Coup de cœur : pour les 150 ans de la naissance d’Henri Matisse en 2019, le musée du Cateau-Cambrésis s’intéresse aux premières années de l’artiste et montre comment Matisse est devenu Matisse.
Parmi les nombreux événements organisés autour d’Henri Matisse dans son musée au Cateau-Cambrésis, il n’y avait jamais eu d’exposition entièrement consacrée aux débuts de l’artiste. Pour le 150e anniversaire de sa naissance, en 1869, l’idée s’est donc imposée de réaliser cette exposition, qui montrerait comment se construit un artiste qui, au départ, n’a pas la vocation de le devenir. Les copies réalisées au Louvre par le peintre, notamment celles de Chardin conservées dans les collections permanentes, furent le fil à tirer pour réaliser ce projet. L’ambitieuse exposition qui en résulte comprend deux cent cinquante œuvres de Matisse et cinquante autres des génies qui l’ont accompagné. Le musée n’en avait jamais exposé autant !
Le parcours s’articule de façon chrono-thématique et s’ouvre par deux des quatre autoportraits peints par Matisse durant sa carrière, dont trois sont réunis ici. La première salle présente l’artiste dans son contexte familial, celui d’une lignée de tisserands implantée depuis trois cents ans au Cateau. C’est probablement dans cet environnement que s’est opérée chez lui la première révélation des formes et des couleurs. Après des études de droit à Paris, il commence sa vie professionnelle comme clerc de notaire. À 20 ans, lors d’une longue convalescence à la suite d’une opération de l’appendicite, il découvre le plaisir de peindre. Puis il débarque à Paris pour poursuivre ses études de droit, mais la tentation est trop forte et il s’inscrit aux cours de l’atelier de Bouguereau qu’il quitte bientôt pour suivre l’enseignement de Gustave Moreau. Ce dernier pousse le jeune Matisse à dessiner sur le motif et à visiter le Louvre. L’espace suivant présente ses deux premiers tableaux figurant des natures mortes peintes sur ses livres de droit signées « Essitam » et des études de nus dont ce dessin académique refusé au concours d’entrée aux Beaux-Arts et offert par Matisse au musée en 1952. Quant à ses deux tableaux académiques, ils jouent un rôle de marqueurs pour ses productions postérieures.
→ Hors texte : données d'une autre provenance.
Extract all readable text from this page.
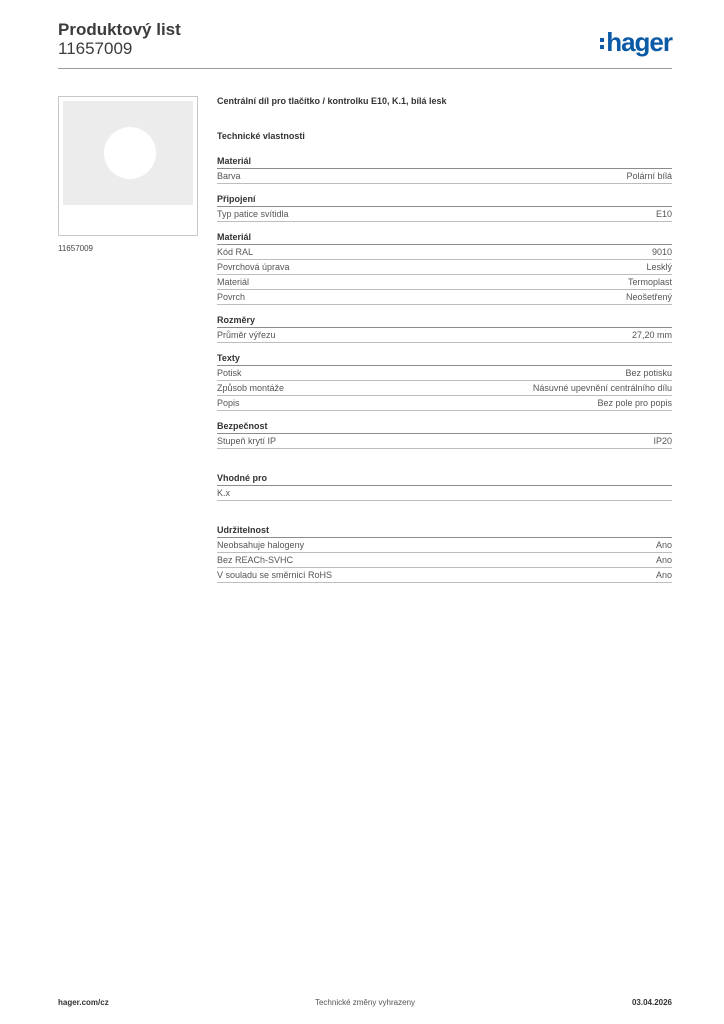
Produktový list
11657009	hager
11657009
Centrální díl pro tlačítko / kontrolku E10, K.1, bílá lesk
Technické vlastnosti
Materiál
Barva	Polární bílá
Připojení
Typ patice svítidla	E10
Materiál
Kód RAL	9010
Povrchová úprava	Lesklý
Materiál	Termoplast
Povrch	Neošetřený
Rozměry
Průměr výřezu	27,20 mm
Texty
Potisk	Bez potisku
Způsob montáže	Násuvné upevnění centrálního dílu
Popis	Bez pole pro popis
Bezpečnost
Stupeň krytí IP	IP20
Vhodné pro
K.x
Udržitelnost
Neobsahuje halogeny	Ano
Bez REACh-SVHC	Ano
V souladu se směrnicí RoHS	Ano
hager.com/cz	Technické změny vyhrazeny	03.04.2026
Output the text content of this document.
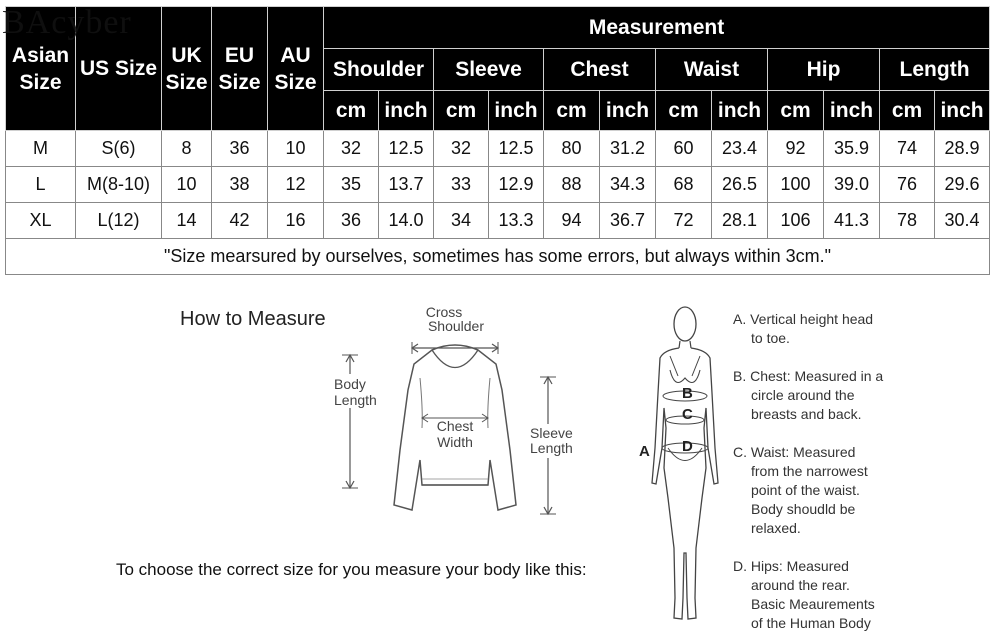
BAcyber
Asian Size	US Size	UK Size	EU Size	AU Size	Measurement											
					Shoulder		Sleeve		Chest		Waist		Hip		Length	
					cm	inch	cm	inch	cm	inch	cm	inch	cm	inch	cm	inch
M	S(6)	8	36	10	32	12.5	32	12.5	80	31.2	60	23.4	92	35.9	74	28.9
L	M(8-10)	10	38	12	35	13.7	33	12.9	88	34.3	68	26.5	100	39.0	76	29.6
XL	L(12)	14	42	16	36	14.0	34	13.3	94	36.7	72	28.1	106	41.3	78	30.4
"Size mearsured by ourselves, sometimes has some errors, but always within 3cm."																
How to Measure	Cross
Shoulder
Body
Length
Chest
Width
Sleeve
Length
To choose the correct size for you measure your body like this:
B
C
D
A

A. Vertical height head

to toe.

B. Chest: Measured in a

circle around the

breasts and back.

C. Waist: Measured

from the narrowest

point of the waist.

Body shoudld be

relaxed.

D. Hips: Measured

around the rear.

Basic Meaurements

of the Human Body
La salle suivante aborde la proximité de Matisse et de Marquet, amis et compagnons de travail depuis l’atelier de Moreau. Ils ont traité les mêmes sujets : des danseurs de cafés-concerts, des fiacres, des dos qui deviendront un thème récurrent chez Matisse, comme celui de la fenêtre, de la danse ou de la chocolatière offerte par Marquet qu’il reprendra tout au long de sa vie dans nombre de ses compositions. Sa progression n’est pas linéaire mais faite d’allers-retours incessants : Matisse peut modifier un objet en fonction de ses recherches ou le réemployer selon les contextes esthétiques. La découverte du Louvre et des grands maîtres par Matisse est l’un des points forts de l’exposition : « C’est du Louvre que je suis parti pour aller à la peinture fauve, c’est par là que s’explique mon œuvre. » L’exigence ici était de montrer ce qu’il y avait de meilleur dans la production des maîtres qui l’ont inspiré, et c’est le cas : la « salle du Louvre » accueille entre autres chefs-d’œuvre, l’Apollon Piombino côtoyant un dessin d’Apollon de Matisse avec la tête de Bevilacqua, modèle italien qu’il a partagé avec Rodin, une copie de La Pourvoyeuse par Matisse et son original par Chardin, une Raie d’après Chardin qui regarde Cézanne, un Christ mort d’après Philippe de Champaigne, une confrontation explicite entre un jaguar dévorant un lièvre de Barye et une réplique de Matisse réalisée « à l’aveugle avec la main ». Le somptueux Dessert de Davidsz de Heem, sa copie d’époque par Matisse et sa réinterprétation magistrale teintée de cubisme de 1915 (un prêt du MoMA) résument à eux seuls le propos de l’exposition : observer le cheminement de l’élève copiant le maître pour devenir, à son tour, un maître.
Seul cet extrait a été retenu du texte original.